Em nota, o Ministério Público do Estado do Maranhão informou que será aberto um procedimento para apurar “eventuais repercussões ambientais”. O caso ficará a cargo da Promotoria de Justiça de Estreito.

Já o Ministério Público do Tocantins disse que “aguarda a conclusão dos laudos técnicos e diagnósticos pelos órgãos responsáveis para analisar possíveis providências em todas as áreas de sua atuação.”

Ministro diz que causa será apurada

O Dnit anunciou, ainda no domingo, a interdição total no local, na BR-226/TO, e disse que equipes iriam apurar as possíveis causas da queda da ponte e tomar as medidas necessárias.

Segundo o órgão, foi decretada situação de emergência para facilitar os trâmites burocráticos para a reconstrução da ponte. O prazo estipulado para a obra é de 12 meses. E o custo estimado está entre R$ 100 a R$ 150 milhões.

Durante uma coletiva de imprensa em Estreito, o ministro dos Transportes, Renan Filho, confirmou que irá destinar mais de R$ 100 milhões para garantir a reconstrução imediata.

“Vamos, com a emergência decretada, contratar a reconstrução da ponte ainda no exercício de 2024”, disse Renan Filho.
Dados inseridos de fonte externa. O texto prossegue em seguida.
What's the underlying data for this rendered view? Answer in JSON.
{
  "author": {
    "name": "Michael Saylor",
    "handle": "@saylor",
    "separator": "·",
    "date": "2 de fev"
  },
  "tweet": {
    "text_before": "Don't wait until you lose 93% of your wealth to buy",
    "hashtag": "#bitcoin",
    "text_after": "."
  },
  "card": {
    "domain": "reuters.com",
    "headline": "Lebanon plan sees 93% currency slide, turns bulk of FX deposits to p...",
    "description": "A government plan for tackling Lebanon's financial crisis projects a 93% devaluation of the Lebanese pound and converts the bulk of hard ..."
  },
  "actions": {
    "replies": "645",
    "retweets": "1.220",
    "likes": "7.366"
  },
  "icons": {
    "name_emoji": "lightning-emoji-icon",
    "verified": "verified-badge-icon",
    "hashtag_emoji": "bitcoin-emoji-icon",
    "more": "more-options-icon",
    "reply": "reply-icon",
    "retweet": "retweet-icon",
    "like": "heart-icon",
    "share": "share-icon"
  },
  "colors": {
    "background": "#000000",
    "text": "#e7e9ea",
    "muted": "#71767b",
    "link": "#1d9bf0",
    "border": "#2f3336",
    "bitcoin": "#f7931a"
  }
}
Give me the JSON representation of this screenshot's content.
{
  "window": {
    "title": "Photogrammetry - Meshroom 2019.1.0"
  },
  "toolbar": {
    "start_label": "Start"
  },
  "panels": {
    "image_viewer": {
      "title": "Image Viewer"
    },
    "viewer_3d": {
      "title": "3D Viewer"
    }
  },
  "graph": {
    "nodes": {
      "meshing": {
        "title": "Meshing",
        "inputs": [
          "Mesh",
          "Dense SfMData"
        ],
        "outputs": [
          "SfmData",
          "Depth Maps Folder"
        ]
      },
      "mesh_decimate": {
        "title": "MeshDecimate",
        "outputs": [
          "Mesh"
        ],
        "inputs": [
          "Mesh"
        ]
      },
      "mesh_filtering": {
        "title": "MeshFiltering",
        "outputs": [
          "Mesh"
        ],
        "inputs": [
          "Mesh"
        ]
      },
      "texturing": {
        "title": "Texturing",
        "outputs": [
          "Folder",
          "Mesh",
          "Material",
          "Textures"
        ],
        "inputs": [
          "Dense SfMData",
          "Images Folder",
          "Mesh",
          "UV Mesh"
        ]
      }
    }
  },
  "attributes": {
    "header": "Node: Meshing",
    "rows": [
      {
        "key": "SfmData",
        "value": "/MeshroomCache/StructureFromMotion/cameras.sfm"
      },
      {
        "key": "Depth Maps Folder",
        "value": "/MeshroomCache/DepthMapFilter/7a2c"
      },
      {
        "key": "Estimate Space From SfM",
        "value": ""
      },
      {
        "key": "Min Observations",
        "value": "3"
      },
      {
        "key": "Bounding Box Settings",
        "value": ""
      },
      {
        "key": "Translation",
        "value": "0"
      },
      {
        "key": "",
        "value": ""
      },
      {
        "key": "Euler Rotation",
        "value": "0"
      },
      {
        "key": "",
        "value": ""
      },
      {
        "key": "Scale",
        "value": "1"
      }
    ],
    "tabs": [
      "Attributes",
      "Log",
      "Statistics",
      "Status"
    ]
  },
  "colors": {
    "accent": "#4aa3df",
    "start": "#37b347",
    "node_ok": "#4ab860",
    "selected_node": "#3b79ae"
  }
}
O ministro afirmou ainda que será instaurada uma sindicância para apurar responsabilidades. “Vamos trabalhar dedicadamente para fazer dessa ponte um grande case de organização e capacidade resolutiva do Ministerio de Transportes.”

‘Nossa cidade está em choque’

Um vereador de Aguiarnópolis, Elias Junior (Republicanos), gravava uma denúncia sobre a falta de manutenção da ponte e acabou flagrando o momento em que a estrutura começa a ceder. Ele mostrava rachaduras no chão quando, de repente, aparece um buraco na ponte. No vídeo, é possível ouvir a pessoa que o filmava gritando: “olha, sai daí! Sai de perto, doido, meu deus do céu”.

Ele disse à BBC News Brasil que os reparos eram uma reivindicação frequente dos moradores e que, por isso, foi ao local fazer os vídeos. “É uma ponte que tem mais de 60 anos. Já estava gerando grandes preocupações. Nunca imaginaria que eu estaria gravando a situação bem na hora da tragédia”, disse. “Descemos aqui com a mão na cabeça, como se estivéssemos dentro de um filme. Nossa cidade está em choque.”